- Citizenship: Germany, USA
- Occupation(s): film director, writer, actress, and dancer
- Awards: Best Director at the Detroit Independent Film Festival, 2010

= Marianne Hettinger =

German actress

Marianne Hettinger is a German-American film director, writer, actress, and dancer.

Having come to New York from Germany at the age of 19 with only $800 in her pocket, Marianne Hettinger had to learn how to make it on her own in The Big Apple. Being a filmmaker, actress, and dancer, Hettinger has had the chance to meet some interesting people, both famous and not so famous, and as a member of the National Board of Review, had the privilege to interview actors and directors like Dustin Hoffman, Neil Jordan, Terrence Howard, Glen Hansard and Jodie Foster. All of those experiences led her to start up a new video talk show, "Hallo New York", in 2013 that pays tribute to both her home country and the city she now calls home. Some of the initial interviews include German singer/actress Ute Lemper, and former CEO of CDV Software, Germany's biggest computer and videogame company, Wolfgang Gaebler.
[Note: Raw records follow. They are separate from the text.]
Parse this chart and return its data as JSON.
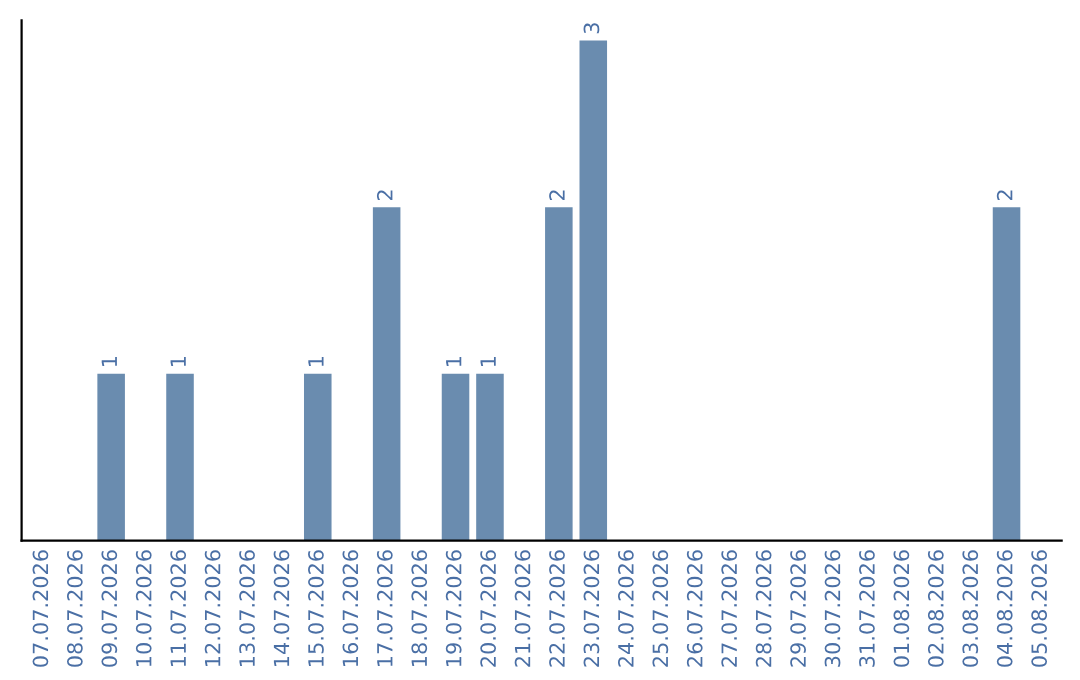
{
  "chart_data": {
    "type": "bar",
    "categories": [
      "07.07.2026",
      "08.07.2026",
      "09.07.2026",
      "10.07.2026",
      "11.07.2026",
      "12.07.2026",
      "13.07.2026",
      "14.07.2026",
      "15.07.2026",
      "16.07.2026",
      "17.07.2026",
      "18.07.2026",
      "19.07.2026",
      "20.07.2026",
      "21.07.2026",
      "22.07.2026",
      "23.07.2026",
      "24.07.2026",
      "25.07.2026",
      "26.07.2026",
      "27.07.2026",
      "28.07.2026",
      "29.07.2026",
      "30.07.2026",
      "31.07.2026",
      "01.08.2026",
      "02.08.2026",
      "03.08.2026",
      "04.08.2026",
      "05.08.2026"
    ],
    "values": [
      0,
      0,
      1,
      0,
      1,
      0,
      0,
      0,
      1,
      0,
      2,
      0,
      1,
      1,
      0,
      2,
      3,
      0,
      0,
      0,
      0,
      0,
      0,
      0,
      0,
      0,
      0,
      0,
      2,
      0
    ],
    "value_labels": [
      null,
      null,
      "1",
      null,
      "1",
      null,
      null,
      null,
      "1",
      null,
      "2",
      null,
      "1",
      "1",
      null,
      "2",
      "3",
      null,
      null,
      null,
      null,
      null,
      null,
      null,
      null,
      null,
      null,
      null,
      "2",
      null
    ],
    "color": "#6a8caf",
    "tick_labels": "x",
    "grid": false
  }
}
She wrote, produced, directed and acted in her first feature film Mango Tango (2009), which won her "Best Director" at the Detroit Independent Film Festival in 2010. and was screened at the "Celebrate Tango Festival" in New York City 2010. She was nominated in 2010 for the Young Generation Award at the Fünf Seen Film Festival in Munich.
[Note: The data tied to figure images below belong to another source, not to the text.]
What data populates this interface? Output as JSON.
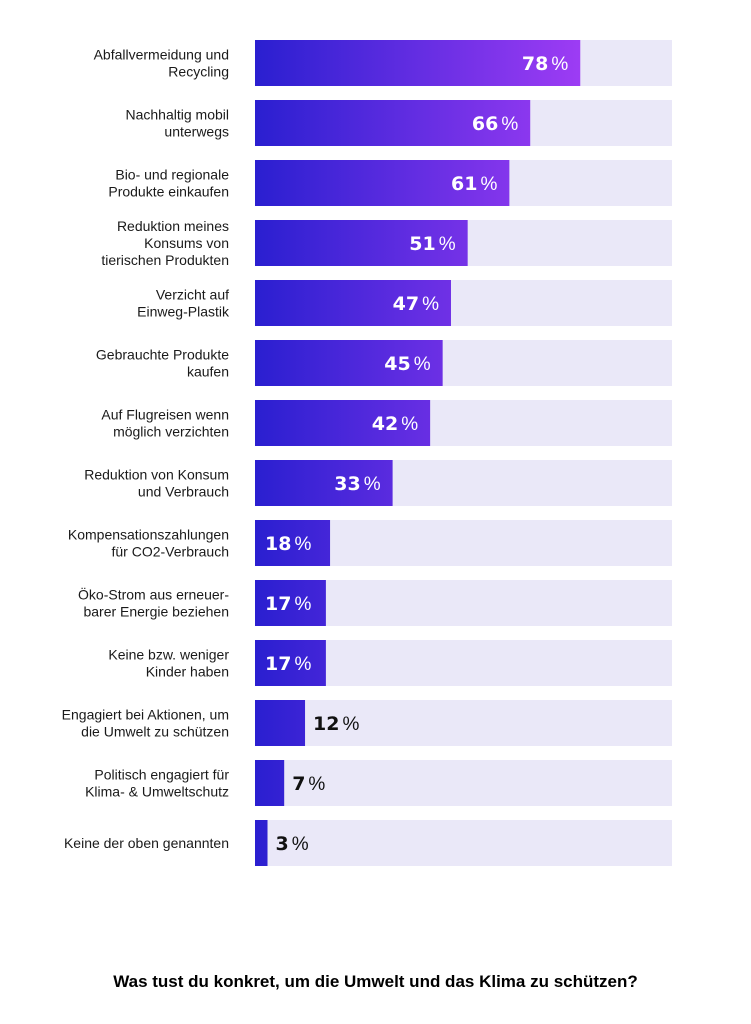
{
  "chart_data": {
    "type": "bar",
    "orientation": "horizontal",
    "title": "Was tust du konkret, um die Umwelt und das Klima zu schützen?",
    "unit": "%",
    "xlim": [
      0,
      100
    ],
    "grid": false,
    "legend": "none",
    "categories": [
      [
        "Abfallvermeidung und",
        "Recycling"
      ],
      [
        "Nachhaltig mobil",
        "unterwegs"
      ],
      [
        "Bio- und regionale",
        "Produkte einkaufen"
      ],
      [
        "Reduktion meines",
        "Konsums von",
        "tierischen Produkten"
      ],
      [
        "Verzicht auf",
        "Einweg-Plastik"
      ],
      [
        "Gebrauchte Produkte",
        "kaufen"
      ],
      [
        "Auf Flugreisen wenn",
        "möglich verzichten"
      ],
      [
        "Reduktion von Konsum",
        "und Verbrauch"
      ],
      [
        "Kompensationszahlungen",
        "für CO2-Verbrauch"
      ],
      [
        "Öko-Strom aus erneuer-",
        "barer Energie beziehen"
      ],
      [
        "Keine bzw. weniger",
        "Kinder haben"
      ],
      [
        "Engagiert bei Aktionen, um",
        "die Umwelt zu schützen"
      ],
      [
        "Politisch engagiert für",
        "Klima- & Umweltschutz"
      ],
      [
        "Keine der oben genannten"
      ]
    ],
    "values": [
      78,
      66,
      61,
      51,
      47,
      45,
      42,
      33,
      18,
      17,
      17,
      12,
      7,
      3
    ],
    "colors": {
      "bar_start": "#2a1fd0",
      "bar_end": "#9d3cf4",
      "track": "#eae8f8",
      "label_inside": "#ffffff",
      "label_outside": "#111111"
    }
  }
}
Hettinger married Olympic figure skater and world champion Norbert Schramm in 2011 and divorced him in 2012 citing irreconcilable differences. The couple has starred together in Hettinger's movie "Saint Vitus Dance", which could be seen at film festivals all over the world. They were guests of honor at the German-American Steuben parade in New York City in 2011.

2012 Hettinger's two short films, Saint Vitus Dance and Strad For Lunch premiered at the Liliom Theater in Augsburg, Germany.
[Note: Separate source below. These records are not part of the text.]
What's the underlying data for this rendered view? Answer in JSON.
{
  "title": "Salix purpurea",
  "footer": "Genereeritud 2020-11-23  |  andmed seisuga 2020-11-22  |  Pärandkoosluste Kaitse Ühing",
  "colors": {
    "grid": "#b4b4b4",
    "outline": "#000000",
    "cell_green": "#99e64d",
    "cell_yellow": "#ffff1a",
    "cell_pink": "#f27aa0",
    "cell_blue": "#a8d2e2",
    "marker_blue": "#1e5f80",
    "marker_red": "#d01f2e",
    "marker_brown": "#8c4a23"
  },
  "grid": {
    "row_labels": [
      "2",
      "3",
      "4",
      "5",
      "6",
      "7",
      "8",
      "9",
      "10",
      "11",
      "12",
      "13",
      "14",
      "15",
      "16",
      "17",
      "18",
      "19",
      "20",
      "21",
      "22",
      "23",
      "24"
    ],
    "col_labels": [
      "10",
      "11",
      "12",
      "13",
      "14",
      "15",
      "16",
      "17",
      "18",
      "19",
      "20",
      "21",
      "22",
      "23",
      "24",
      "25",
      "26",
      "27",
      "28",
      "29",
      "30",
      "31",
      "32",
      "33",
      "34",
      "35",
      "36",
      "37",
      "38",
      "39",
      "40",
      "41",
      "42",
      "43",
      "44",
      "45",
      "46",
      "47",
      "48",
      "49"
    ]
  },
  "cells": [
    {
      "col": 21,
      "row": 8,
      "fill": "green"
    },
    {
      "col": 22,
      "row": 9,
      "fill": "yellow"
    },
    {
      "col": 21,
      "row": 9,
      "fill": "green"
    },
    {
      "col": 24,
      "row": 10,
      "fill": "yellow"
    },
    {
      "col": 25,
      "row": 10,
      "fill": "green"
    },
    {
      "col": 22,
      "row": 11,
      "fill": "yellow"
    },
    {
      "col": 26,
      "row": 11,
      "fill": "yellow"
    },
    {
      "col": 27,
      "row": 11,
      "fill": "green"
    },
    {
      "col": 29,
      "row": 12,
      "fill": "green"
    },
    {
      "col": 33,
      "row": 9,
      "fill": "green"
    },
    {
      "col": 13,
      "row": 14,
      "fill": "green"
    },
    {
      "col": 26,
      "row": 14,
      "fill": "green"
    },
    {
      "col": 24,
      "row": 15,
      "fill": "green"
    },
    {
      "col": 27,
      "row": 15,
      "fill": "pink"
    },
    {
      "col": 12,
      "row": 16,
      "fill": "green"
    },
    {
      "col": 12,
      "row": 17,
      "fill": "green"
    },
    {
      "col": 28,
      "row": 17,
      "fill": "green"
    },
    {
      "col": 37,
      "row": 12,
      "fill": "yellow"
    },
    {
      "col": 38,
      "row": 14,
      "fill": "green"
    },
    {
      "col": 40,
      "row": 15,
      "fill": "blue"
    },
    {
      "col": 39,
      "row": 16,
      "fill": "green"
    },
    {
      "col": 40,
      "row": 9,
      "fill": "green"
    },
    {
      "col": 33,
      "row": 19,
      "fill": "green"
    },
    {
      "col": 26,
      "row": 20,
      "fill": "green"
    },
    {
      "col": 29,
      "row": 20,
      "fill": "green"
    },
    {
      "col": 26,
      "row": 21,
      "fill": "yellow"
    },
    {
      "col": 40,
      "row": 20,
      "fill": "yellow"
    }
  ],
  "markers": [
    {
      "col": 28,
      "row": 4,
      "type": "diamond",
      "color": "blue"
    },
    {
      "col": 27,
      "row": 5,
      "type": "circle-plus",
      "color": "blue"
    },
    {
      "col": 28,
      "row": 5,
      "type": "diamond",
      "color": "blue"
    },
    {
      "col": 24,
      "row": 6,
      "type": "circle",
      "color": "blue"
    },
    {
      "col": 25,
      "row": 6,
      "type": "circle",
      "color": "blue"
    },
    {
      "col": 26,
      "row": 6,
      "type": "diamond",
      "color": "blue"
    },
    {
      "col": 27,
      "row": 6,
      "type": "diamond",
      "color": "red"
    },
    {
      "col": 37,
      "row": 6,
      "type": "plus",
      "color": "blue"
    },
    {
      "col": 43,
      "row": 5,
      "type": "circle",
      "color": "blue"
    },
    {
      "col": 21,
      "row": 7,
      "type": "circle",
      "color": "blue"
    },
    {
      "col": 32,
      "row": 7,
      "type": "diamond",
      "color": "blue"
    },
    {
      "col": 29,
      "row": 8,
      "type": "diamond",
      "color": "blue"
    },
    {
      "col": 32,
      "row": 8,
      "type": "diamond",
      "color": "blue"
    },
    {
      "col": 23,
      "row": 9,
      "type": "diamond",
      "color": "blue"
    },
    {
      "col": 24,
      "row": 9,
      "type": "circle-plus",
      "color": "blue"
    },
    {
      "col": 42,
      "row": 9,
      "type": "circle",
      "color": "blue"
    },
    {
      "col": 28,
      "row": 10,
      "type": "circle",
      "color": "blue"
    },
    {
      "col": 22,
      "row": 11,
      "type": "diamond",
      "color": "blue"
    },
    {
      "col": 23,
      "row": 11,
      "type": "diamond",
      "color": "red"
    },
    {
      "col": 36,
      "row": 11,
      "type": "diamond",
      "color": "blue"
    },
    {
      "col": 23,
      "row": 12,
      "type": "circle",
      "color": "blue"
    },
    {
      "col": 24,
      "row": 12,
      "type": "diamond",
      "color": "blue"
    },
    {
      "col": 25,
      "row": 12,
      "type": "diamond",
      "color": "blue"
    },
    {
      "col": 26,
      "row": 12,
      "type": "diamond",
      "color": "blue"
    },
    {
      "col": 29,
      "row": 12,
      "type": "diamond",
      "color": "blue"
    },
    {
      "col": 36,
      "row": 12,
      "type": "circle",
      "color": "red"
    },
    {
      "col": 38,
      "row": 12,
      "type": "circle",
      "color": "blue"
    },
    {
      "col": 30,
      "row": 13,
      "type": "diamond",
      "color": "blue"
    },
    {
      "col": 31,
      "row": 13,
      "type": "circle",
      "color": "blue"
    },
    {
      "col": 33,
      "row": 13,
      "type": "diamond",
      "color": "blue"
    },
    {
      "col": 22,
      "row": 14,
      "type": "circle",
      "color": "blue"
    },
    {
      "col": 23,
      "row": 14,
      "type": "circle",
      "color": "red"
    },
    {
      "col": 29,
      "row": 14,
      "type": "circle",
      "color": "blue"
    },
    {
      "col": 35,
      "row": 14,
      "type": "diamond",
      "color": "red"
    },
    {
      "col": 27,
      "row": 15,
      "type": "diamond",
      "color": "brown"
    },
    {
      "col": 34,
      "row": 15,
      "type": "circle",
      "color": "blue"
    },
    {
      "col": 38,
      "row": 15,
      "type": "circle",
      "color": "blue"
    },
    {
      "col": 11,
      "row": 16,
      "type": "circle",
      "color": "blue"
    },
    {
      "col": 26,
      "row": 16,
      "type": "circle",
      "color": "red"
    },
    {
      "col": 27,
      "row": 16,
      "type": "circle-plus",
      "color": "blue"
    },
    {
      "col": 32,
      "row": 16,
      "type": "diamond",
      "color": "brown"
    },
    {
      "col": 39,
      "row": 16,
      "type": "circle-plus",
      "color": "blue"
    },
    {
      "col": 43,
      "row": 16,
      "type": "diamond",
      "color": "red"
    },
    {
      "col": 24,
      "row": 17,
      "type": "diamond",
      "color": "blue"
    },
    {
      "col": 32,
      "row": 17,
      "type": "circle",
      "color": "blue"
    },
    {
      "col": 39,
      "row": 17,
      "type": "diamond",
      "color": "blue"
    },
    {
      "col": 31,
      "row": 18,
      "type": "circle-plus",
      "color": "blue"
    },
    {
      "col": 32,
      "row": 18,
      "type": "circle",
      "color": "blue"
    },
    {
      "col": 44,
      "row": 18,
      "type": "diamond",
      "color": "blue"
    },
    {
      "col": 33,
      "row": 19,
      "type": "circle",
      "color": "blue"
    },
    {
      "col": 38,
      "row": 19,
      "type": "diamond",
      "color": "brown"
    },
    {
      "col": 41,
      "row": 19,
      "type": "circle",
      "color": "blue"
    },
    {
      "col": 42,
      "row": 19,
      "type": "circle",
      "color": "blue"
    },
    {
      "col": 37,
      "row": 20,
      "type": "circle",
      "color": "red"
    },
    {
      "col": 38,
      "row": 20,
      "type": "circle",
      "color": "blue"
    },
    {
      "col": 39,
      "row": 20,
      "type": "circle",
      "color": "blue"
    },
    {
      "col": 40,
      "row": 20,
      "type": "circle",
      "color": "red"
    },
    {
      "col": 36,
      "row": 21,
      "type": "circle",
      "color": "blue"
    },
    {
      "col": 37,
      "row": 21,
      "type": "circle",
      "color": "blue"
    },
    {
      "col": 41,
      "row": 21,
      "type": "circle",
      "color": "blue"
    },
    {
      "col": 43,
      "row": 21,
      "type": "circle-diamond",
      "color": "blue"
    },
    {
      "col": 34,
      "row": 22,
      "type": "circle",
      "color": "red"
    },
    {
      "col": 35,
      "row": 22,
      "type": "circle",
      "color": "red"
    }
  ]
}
2013 Hettinger developed her own talk series, produced by vidFame LLC, "Hallo New York". Hallo New York' celebrates famous and non-famous fascinating New Yorkers who are living their dream, in conversation with host Marianne Hettinger, in her studio on the Upper West Side, Manhattan.

As a dancer Marianne Hettinger performed with the National Symphony Orchestra at the Kennedy Center in Washington, D.C., with the Indianapolis Symphony Orchestra, with the Baltimore Symphony Orchestra and the Toronto Symphony Orchestra.

She performed a Salsa with Antonio Banderas on the Late Show with David Letterman and was invited back on several occasions.

As an actress, she played a principal role in Tim Robbins' "The Cradle Will Rock", the independent feature "My Best Friend's Wife" and played Tom Berenger's wife's character "Claire" in the 2009 film "Breaking Point".

Ms. Hettinger is a member of the Film Fatales, a community of women feature film and television directors.
Ms. Hettinger's 2nd feature film, "Prince Harming", was selected as Semi-Finalist by the Moondance International Film Festival 2018.